Juan Williams Fired For All-Too-Common Offense In Media: Defaming Muslims

Up until now, you could lose your job for saying intemperate things about Jews, Christians and Matt Drudge. You could even lose a job forto defame Muslims. But we seem to be in undiscovered country at the moment.

Yesterday, NPR cashiered correspondent Juan Williams for doing something that had hitherto never been considered an offense in media circles: defaming Muslims. Up until now, you could lose your job for saying intemperate things about Jews and about Christians and about Matt Drudge. You could even lose a job for failing to defame Muslims. But we seem to be in undiscovered country at the moment.

NPR said in a statement that it gave Mr. Williams notice of his termination on Wednesday night.

The move came after Mr.

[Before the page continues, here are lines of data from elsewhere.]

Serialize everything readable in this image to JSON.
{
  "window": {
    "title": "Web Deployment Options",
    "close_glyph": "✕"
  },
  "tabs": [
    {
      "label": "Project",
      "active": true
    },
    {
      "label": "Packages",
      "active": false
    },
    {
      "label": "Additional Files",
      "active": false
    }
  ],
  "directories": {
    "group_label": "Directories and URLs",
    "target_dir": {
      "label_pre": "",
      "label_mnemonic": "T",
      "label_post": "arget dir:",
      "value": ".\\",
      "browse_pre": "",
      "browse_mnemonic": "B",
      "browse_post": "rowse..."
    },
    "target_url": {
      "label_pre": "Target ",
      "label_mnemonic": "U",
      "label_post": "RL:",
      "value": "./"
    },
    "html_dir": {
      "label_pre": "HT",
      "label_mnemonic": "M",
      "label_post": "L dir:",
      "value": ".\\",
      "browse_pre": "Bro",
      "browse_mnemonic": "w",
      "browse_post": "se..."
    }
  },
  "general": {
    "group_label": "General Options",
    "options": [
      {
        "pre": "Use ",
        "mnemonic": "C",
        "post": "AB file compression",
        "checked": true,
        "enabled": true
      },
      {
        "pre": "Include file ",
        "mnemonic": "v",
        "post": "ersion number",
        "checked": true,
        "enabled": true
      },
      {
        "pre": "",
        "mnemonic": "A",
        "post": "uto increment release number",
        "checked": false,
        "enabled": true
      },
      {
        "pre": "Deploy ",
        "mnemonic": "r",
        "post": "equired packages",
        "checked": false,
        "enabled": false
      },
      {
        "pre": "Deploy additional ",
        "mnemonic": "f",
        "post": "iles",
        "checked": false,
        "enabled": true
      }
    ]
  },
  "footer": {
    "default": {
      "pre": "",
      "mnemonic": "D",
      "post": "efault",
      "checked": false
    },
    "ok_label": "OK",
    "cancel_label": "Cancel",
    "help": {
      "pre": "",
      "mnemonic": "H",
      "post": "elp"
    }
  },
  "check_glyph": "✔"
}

Williams, who is also a Fox News political analyst, appeared on the "The O'Reilly Factor" on Monday. On the show, the host, Bill O'Reilly, asked him to respond to the notion that the United States was facing a "Muslim dilemma." Mr. O'Reilly said, "The cold truth is that in the world today jihad, aided and abetted by some Muslim nations, is the biggest threat on the planet."

Mr. Williams said he concurred with Mr. O'Reilly.

He continued: "I mean, look, Bill, I'm not a bigot. You know the kind of books I've written about the civil rights movement in this country. But when I get on the plane, I got to tell you, if I see people who are in Muslim garb and I think, you know, they are identifying themselves first and foremost as Muslims, I get worried. I get nervous."

[...]

NPR said in its statement that the remarks "were inconsistent with our editorial standards and practices, and undermined his credibility as a news analyst with NPR."

I'm not someone who believes that journalists should lose their jobs over controversial remarks, especially isolated, one-time comments. But if that's going to be the prevailing standard, then I want to see it applied equally. Those who cheered on the firing of Octavia Nasr, Helen Thomas and Rick Sanchez -- and that will include many, probably most, of the right-wing polemicists predictably rushing to transform Juan Williams into some sort of free speech martyr sacrificed on the altar of sharia censorship -- have no ground for complaining here.

Naturally, they don't feel that way! One can find the firing of Williams to be an "unbelievable" intolerance, and yet cheer on the firing of Helen Thomas. The same is true in the case of Octavia Nasr. Michelle Malkin is reliably dyspeptic today, crying "lynch mob" and "political correctness is the handmaiden of terror" and "Soros!" Naturally, should Mara Liasson appear on Fox News Sunday wearing a scarf that vaguely resembles a keffiyah, well... then political correctness will become the brilliant ally of the shrill.

Of course, let's be clear: "free speech" isn't something that entitles you to a platform in the media. Getting fired is not the same thing as getting censored. But "free speech" isn't restricted to "the speech we like," either. In my own career, I have -- to use the popular blogging term -- been "dooced," so I have some sympathy for what Juan Williams is going through. At the same time, I recognize that tendency to conflate "free speech" with the "speech you like" exists within myself, as well.

After some (perhaps overdue) self-reflection, I am reminded of something President Thomas Jefferson said to Thomas Cooper on the occasion of the founding of the University of Virginia: "This institution will be based on the illimitable freedom of the human mind. For here we are not afraid to follow truth wherever it may lead, nor to tolerate any error so long as reason is left free to combat it." So, as long as we are a free people, let's be a lot faster to combat and confront those things we see as "errors," and much slower to take the easy way out, and simply type, "So-and-so should be fired."